Chemical equations represent reactions and use symbols and formulas to depict the reactants (the starting substances) and the products (the substances produced). These equations provide a concise way to illustrate chemical changes.

Substances in chemical equations are often noted with their states:

• (aq) for aqueous, meaning dissolved in water.
• (s) for solid
• (l) for liquid
• (g) for gas

For example, in precipitation reactions, solutions mix to form a solid, or precipitate, which is an important concept in these reactions' balancing and analysis.

Understanding chemical equations involves knowing the symbols for each element, interpreting the meaning of the different states, and recognizing how these symbols come together to portray real-world chemical processes.

Stoichiometry

Stoichiometry is the aspect of chemistry that deals with the quantitative relationships between reactants and products in a chemical reaction.
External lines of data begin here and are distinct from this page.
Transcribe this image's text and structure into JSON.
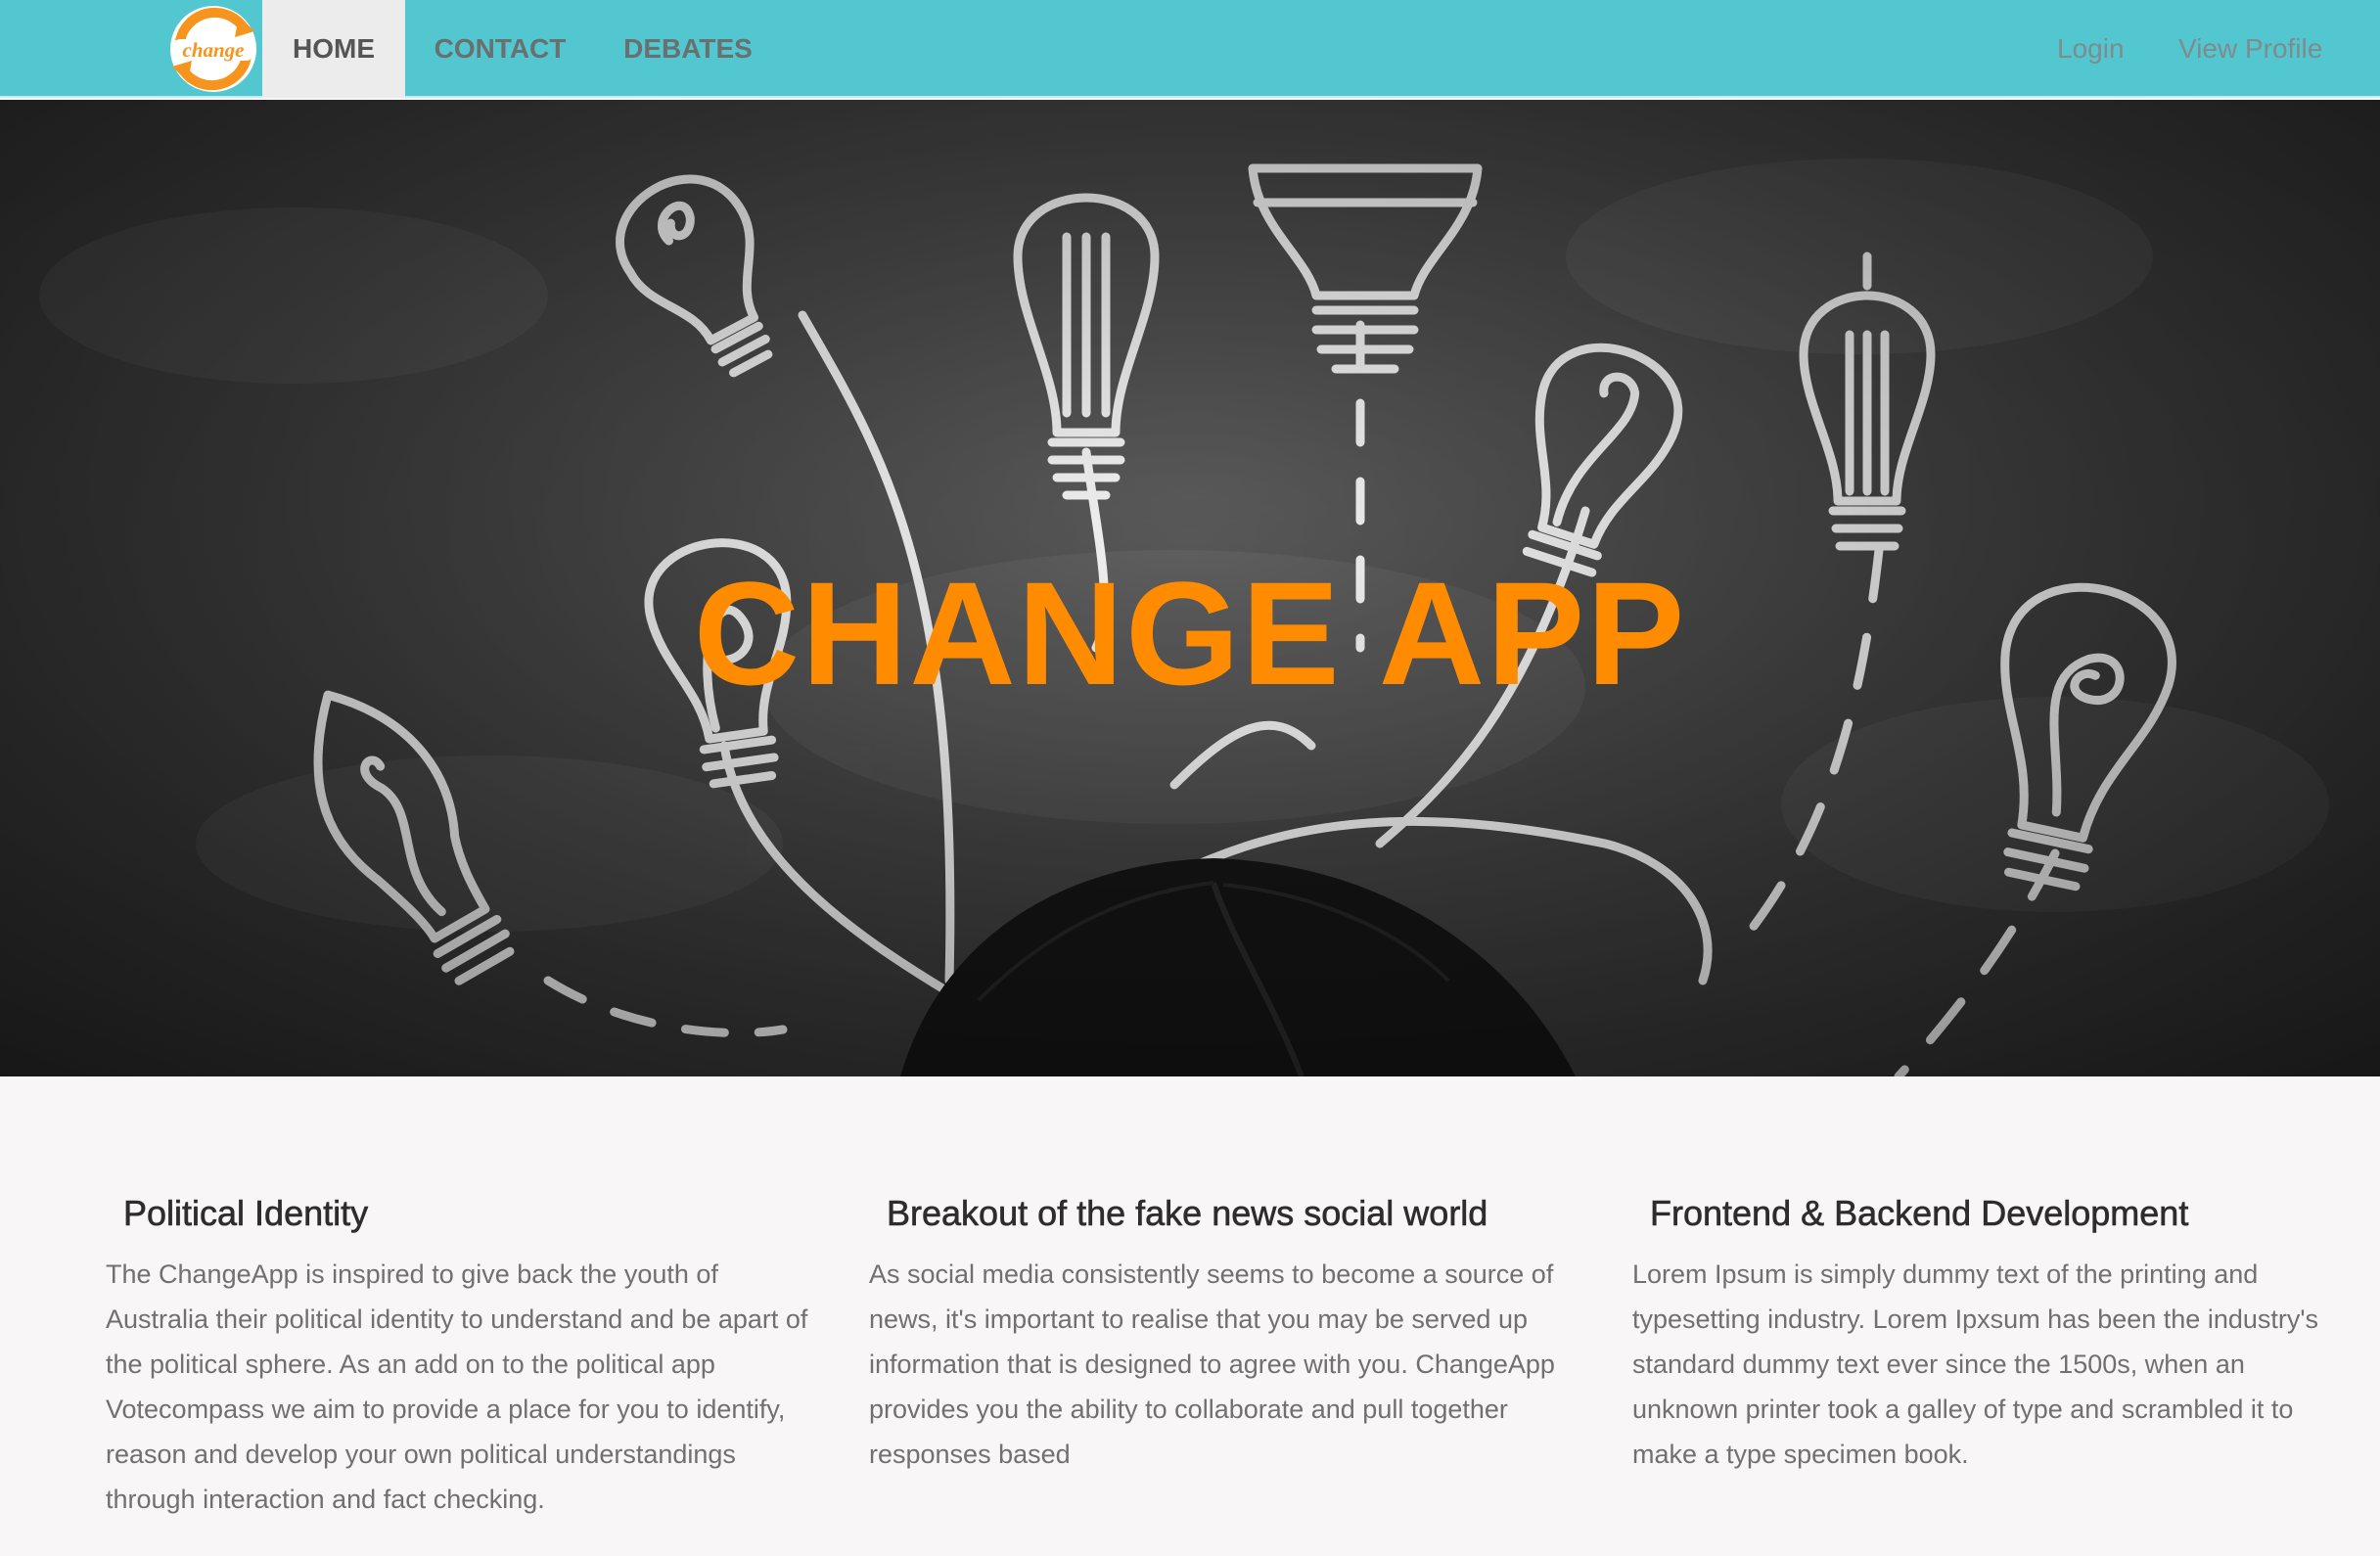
{
  "nav": {
    "logo_text": "change",
    "links": [
      {
        "label": "HOME",
        "active": true
      },
      {
        "label": "CONTACT",
        "active": false
      },
      {
        "label": "DEBATES",
        "active": false
      }
    ],
    "login_label": "Login",
    "profile_label": "View Profile"
  },
  "hero": {
    "title": "CHANGE APP"
  },
  "features": [
    {
      "title": "Political Identity",
      "body": "The ChangeApp is inspired to give back the youth of Australia their political identity to understand and be apart of the political sphere. As an add on to the political app Votecompass we aim to provide a place for you to identify, reason and develop your own political understandings through interaction and fact checking."
    },
    {
      "title": "Breakout of the fake news social world",
      "body": "As social media consistently seems to become a source of news, it's important to realise that you may be served up information that is designed to agree with you. ChangeApp provides you the ability to collaborate and pull together responses based"
    },
    {
      "title": "Frontend & Backend Development",
      "body": "Lorem Ipsum is simply dummy text of the printing and typesetting industry. Lorem Ipxsum has been the industry's standard dummy text ever since the 1500s, when an unknown printer took a galley of type and scrambled it to make a type specimen book."
    }
  ],
  "colors": {
    "navbar": "#52c7cf",
    "accent": "#ff8c00",
    "active_tab": "#ececec",
    "page_bg": "#f8f6f6"
  }
}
It allows chemists to predict the amounts of substances consumed and produced.

The coefficients in a balanced equation are key to stoichiometry. They indicate the ratio in which substances react or are produced. For instance, if the equation reads \(2 \mathrm{H}_2 + \mathrm{O}_2 \rightarrow 2 \mathrm{H}_2 \mathrm{O}\), we see a 2:1:2 ratio.

• By using these ratios, we can calculate how many moles, mass, or volume of a substance are needed or produced.
• Stoichiometry is used to determine limiting reagents, which are the reactants that run out first, stopping the reaction.
• Additionally, it helps calculate percent yield, revealing the efficiency of a reaction compared to theoretical predictions.

This precise predictive ability is why stoichiometry is vital in laboratory settings and industrial chemical production.